We don't have any specific company policy, so we will make some dummy policy based on some basic industry standards for returns and password reset, etc

In [3]:
documents = [
    {
        "id": "doc1",
        "text": "Refund Policy: You can request a full refund within 30 days of purchase. Money is returned to the original payment method within 5-7 business days.",
        "category": "refunds"
    },
    {
        "id": "doc2",
        "text": "Shipping Times: Standard shipping takes 3-5 business days. Express shipping takes 1-2 days. We do not ship on weekends.",
        "category": "shipping"
    },
    {
        "id": "doc3",
        "text": "Password Reset: To reset your password, go to Settings > Security > Change Password. You will need access to your email.",
        "category": "account"
    },
    {
        "id": "doc4",
        "text": "Hours of Operation: Our support team is available Monday to Friday, 9 AM to 5 PM EST. We are closed on public holidays.",
        "category": "general"
    }
]

We need to initalize chromaDB

In [4]:
client = chromadb.PersistentClient(path="./chroma_db_data")

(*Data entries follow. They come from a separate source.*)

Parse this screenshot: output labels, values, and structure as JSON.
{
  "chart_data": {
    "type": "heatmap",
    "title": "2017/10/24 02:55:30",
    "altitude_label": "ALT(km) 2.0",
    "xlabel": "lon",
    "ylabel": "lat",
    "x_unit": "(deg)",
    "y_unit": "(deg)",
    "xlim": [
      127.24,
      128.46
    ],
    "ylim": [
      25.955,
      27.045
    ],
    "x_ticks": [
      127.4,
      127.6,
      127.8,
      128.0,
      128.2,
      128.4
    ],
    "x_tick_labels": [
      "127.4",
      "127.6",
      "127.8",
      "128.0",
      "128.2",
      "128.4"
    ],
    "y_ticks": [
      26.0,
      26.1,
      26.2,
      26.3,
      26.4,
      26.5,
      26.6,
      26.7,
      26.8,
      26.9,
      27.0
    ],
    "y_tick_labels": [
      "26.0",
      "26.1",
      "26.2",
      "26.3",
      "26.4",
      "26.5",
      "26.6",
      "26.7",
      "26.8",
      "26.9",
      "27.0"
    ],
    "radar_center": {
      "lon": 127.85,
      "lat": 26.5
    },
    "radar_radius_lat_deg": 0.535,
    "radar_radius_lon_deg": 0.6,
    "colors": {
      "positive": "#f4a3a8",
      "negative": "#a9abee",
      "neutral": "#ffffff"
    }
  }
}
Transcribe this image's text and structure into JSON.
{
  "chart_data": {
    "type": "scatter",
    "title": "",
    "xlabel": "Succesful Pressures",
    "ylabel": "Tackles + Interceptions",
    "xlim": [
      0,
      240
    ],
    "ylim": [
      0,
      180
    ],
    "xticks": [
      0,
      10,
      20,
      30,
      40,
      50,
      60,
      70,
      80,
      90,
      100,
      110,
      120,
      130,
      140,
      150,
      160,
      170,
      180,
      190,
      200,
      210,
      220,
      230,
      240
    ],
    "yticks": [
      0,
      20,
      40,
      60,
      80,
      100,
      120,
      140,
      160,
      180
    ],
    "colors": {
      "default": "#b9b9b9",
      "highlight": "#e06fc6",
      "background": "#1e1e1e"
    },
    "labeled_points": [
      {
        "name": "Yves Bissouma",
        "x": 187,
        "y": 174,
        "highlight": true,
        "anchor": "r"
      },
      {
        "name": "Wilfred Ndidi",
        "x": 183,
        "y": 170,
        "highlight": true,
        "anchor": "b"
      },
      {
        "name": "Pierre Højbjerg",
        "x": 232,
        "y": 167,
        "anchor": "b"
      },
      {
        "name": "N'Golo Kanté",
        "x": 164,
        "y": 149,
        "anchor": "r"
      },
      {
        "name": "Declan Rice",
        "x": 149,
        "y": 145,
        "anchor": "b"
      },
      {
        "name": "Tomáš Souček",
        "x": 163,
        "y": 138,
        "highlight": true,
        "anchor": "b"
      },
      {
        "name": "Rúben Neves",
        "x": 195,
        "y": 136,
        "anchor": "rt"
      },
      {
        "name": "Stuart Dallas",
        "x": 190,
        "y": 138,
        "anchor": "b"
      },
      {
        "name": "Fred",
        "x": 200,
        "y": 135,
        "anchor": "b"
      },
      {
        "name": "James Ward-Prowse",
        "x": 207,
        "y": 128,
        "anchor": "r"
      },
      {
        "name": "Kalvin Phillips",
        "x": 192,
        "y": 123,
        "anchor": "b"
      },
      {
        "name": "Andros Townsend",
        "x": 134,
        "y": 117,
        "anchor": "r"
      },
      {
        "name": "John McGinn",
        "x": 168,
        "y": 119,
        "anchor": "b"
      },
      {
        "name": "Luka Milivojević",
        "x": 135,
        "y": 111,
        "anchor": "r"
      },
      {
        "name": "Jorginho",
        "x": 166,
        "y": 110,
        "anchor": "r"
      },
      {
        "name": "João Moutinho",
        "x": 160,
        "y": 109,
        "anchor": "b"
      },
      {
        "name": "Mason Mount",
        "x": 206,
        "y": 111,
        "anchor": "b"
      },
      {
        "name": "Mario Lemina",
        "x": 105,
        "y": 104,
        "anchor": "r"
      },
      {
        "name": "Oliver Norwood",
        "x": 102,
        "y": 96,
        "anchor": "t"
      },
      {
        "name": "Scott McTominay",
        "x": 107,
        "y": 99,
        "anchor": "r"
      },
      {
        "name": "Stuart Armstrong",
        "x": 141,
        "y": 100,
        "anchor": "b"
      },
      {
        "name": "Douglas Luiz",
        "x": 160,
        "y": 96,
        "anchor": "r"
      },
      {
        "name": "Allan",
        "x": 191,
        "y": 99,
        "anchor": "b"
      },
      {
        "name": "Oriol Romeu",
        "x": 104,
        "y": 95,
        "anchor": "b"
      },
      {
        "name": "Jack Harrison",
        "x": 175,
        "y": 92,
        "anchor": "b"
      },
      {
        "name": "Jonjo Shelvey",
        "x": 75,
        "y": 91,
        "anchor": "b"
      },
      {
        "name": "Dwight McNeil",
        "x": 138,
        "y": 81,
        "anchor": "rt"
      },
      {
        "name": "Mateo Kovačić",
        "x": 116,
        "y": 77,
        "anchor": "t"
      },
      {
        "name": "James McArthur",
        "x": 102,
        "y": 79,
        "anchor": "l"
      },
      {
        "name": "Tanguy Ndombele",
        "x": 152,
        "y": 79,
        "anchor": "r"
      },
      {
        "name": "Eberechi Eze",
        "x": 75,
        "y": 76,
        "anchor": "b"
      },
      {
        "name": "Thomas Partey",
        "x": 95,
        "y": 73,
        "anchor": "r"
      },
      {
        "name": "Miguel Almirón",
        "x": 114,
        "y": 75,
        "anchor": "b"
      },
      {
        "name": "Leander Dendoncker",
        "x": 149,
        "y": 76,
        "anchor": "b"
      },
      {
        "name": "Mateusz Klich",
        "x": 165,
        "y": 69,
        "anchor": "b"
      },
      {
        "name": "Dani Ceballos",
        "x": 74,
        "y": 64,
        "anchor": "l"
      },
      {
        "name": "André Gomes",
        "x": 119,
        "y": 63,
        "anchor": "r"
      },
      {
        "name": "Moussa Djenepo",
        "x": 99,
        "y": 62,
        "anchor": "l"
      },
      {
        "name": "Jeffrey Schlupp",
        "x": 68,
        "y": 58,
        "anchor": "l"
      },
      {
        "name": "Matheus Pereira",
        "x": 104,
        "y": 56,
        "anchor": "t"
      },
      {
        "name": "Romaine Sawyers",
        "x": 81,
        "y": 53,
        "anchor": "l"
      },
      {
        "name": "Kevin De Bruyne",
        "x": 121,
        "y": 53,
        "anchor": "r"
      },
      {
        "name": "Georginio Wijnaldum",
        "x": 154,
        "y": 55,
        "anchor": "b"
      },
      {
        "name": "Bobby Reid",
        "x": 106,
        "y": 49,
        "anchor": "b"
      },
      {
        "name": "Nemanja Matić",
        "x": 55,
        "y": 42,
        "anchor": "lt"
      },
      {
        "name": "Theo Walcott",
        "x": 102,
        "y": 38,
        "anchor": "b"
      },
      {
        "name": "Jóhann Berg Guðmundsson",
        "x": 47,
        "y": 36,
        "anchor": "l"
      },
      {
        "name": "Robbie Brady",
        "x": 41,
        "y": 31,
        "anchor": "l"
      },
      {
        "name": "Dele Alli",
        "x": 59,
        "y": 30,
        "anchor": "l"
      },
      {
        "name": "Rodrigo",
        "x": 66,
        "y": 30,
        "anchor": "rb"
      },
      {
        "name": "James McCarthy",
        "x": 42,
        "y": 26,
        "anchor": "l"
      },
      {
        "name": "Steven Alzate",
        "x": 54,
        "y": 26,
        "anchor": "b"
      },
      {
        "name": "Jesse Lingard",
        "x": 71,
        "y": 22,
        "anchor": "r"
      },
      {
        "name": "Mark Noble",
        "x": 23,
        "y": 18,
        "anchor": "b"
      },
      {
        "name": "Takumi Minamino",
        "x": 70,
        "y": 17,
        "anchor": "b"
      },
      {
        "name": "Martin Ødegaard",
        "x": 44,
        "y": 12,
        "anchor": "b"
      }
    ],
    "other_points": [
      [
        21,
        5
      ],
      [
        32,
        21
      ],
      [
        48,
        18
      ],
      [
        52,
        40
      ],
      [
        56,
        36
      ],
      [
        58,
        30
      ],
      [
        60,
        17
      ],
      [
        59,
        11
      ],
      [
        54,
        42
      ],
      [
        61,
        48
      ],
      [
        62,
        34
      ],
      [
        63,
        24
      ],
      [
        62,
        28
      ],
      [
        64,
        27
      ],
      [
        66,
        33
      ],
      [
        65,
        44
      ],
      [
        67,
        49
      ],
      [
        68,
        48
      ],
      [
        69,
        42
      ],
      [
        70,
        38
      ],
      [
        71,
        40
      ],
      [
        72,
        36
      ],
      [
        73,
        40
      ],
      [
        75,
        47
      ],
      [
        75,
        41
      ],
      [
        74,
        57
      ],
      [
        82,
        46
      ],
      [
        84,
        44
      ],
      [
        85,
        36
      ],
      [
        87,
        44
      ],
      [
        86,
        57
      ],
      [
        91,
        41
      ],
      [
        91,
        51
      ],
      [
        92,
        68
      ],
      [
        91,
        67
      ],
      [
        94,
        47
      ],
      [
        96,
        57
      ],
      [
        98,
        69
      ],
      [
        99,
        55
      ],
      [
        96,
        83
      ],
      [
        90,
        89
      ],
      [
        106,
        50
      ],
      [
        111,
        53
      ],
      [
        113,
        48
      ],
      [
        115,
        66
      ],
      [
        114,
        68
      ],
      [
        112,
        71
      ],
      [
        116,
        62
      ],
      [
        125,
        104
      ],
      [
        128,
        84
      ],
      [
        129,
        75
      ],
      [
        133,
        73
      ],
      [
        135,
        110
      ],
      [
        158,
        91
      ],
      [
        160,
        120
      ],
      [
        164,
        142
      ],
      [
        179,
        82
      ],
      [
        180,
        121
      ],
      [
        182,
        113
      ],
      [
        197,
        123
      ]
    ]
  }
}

Setup the embedding function

In [6]:
sentence_transformer_ef = embedding_functions.SentenceTransformerEmbeddingFunction(model_name="all-MiniLM-L6-v2")

Make a chroma db collection, this should be similar to a table in sql

In [7]:
collection = client.get_or_create_collection(
    name="company_knowledge_base",
    embedding_function=sentence_transformer_ef
)

Add a database

In [8]:
if collection.count() == 0:
    collection.add(
        documents=[doc['text'] for doc in documents],
        metadatas=[{"category": doc['category']} for doc in documents],
        ids = [doc['id'] for doc in documents]
    )
    print("Knowledge base built successfully")

else:
    print("Knowledge base already exists")


Knowledge base built successfully


Make the retrival function

In [9]:
def query_rag_system(user_question, n_results=1):
    results = collection.query(
        query_texts=[user_question],
        n_results=n_results
    )
    
    # Extract the best matching text
    if results['documents']:
        best_match = results['documents'][0][0]
        return best_match
    else:
        return "No relevant policy found."

Test the funcitionally of the system

In [10]:
test_questions = [
    "How long does it take to get my money back?",
    "Are you open on Sundays?"
]

print("\n--- RAG SYSTEM TEST ---")
for q in test_questions:
    answer = query_rag_system(q)
    print(f"\nUser: {q}")
    print(f"Retrieved Policy: {answer}")


--- RAG SYSTEM TEST ---

User: How long does it take to get my money back?
Retrieved Policy: Refund Policy: You can request a full refund within 30 days of purchase. Money is returned to the original payment method within 5-7 business days.

User: Are you open on Sundays?
Retrieved Policy: Hours of Operation: Our support team is available Monday to Friday, 9 AM to 5 PM EST. We are closed on public holidays.